Interest rate futures price in the BoE’s main interest rate rising to 0.25% from its current 0.1% by June 2022, a turnaround from early 2021 when the BoE was viewed as more likely to cut rates below zero.
Gertjan Vlieghe, normally one of the more dovish BoE policymakers, said https://www.reuters.com/article/us-britain-boe-vlieghe-idUSKCN2D81T0 last month he expected rates would need to rise in late 2022 if the economy grew as expected.
But most economists polled https://www.reuters.com/article/britain-economy-poll/poll-bank-of-england-to-look-through-temporary-inflation-rise-idUSL5N2NZ26L by Reuters still expect the BoE to start raising rates only in 2023.
Britain’s economic growth in April was the fastest since July 2020 as “non-essential” shops, pubs and restaurants reopened after widespread vaccinations.
But plans for a further easing on June 21 have been delayed by four weeks due to the fast spread of a new coronavirus variant.
Economic output in April was still almost 4% below pre-pandemic levels after a near 10% slump in 2020, and 1.7 million people – 7% of employees – were relying on government furlough support at the end of May.
Uncertainty about what happens to them when furlough support stops at the end of September is a key reason why most BoE policymakers are not expected to change policy.
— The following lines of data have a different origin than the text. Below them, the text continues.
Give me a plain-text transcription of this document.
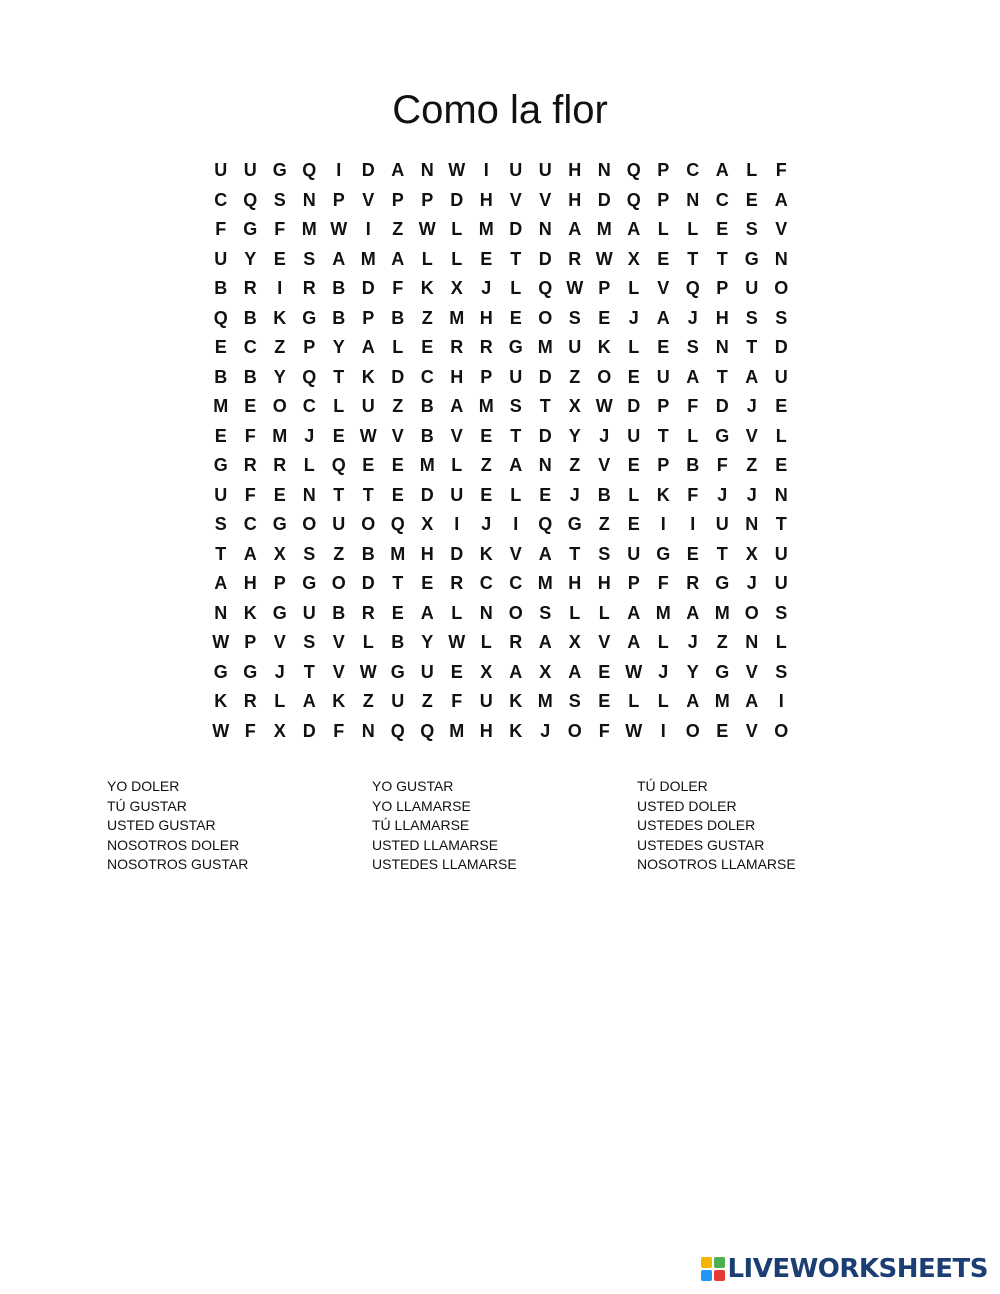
Como la flor
U U G Q	I	D A N W	I	U U H N Q P C A L	F
C Q S N P V P P D H V V H D Q P N C E A
F G F M W	I	Z W L M D N A M A L	L E S V
U Y E S A M A L	L E	T D R W X E	T	T G N
B R	I	R B D F K X	J	L Q W P	L V Q P U O
Q B K G B P B Z M H E O S E	J	A J	H S S
E C Z P Y A L E R R G M U K L E S N T D
B B Y Q T K D C H P U D Z O E U A T A U
M E O C L U Z B A M S	T X W D P	F D J	E
E	F M J	E W V B V E	T D Y	J	U T	L G V	L
G R R L Q E E M L	Z A N Z V E P B F	Z E
U F E N T	T E D U E	L E	J	B L K F	J	J	N
S C G O U O Q X	I	J	I	Q G Z E	I	I	U N T
T A X S	Z B M H D K V A T S U G E	T X U
A H P G O D T E R C C M H H P	F R G J	U
N K G U B R E A L N O S	L	L A M A M O S
W P V S V	L B Y W L R A X V A L	J	Z N L
G G J	T V W G U E X A X A E W J	Y G V S
K R L A K Z U Z	F U K M S E	L	L A M A	I
W F X D F N Q Q M H K J O F W	I	O E V O
YO DOLER
TÚ GUSTAR
USTED GUSTAR
NOSOTROS DOLER
NOSOTROS GUSTAR
YO GUSTAR
YO LLAMARSE
TÚ LLAMARSE
USTED LLAMARSE
USTEDES LLAMARSE
TÚ DOLER
USTED DOLER
USTEDES DOLER
USTEDES GUSTAR
NOSOTROS LLAMARSE
LIVEWORKSHEETS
Also, the BoE has described energy prices and other factors pushing up prices as “transient”.
Inflation spikes in Britain after the 2008 financial crisis did not trigger 1970s-style wage-price spirals due to the weak bargaining power of many workers, and public inflation expectations have fallen.
Bank of America’s Wood also said reducing asset purchases now risked weakening their future power.
“Voting to end QE early would undermine the QE tool, since it works in part by being a credible signal that rates will be lower for longer,” he said.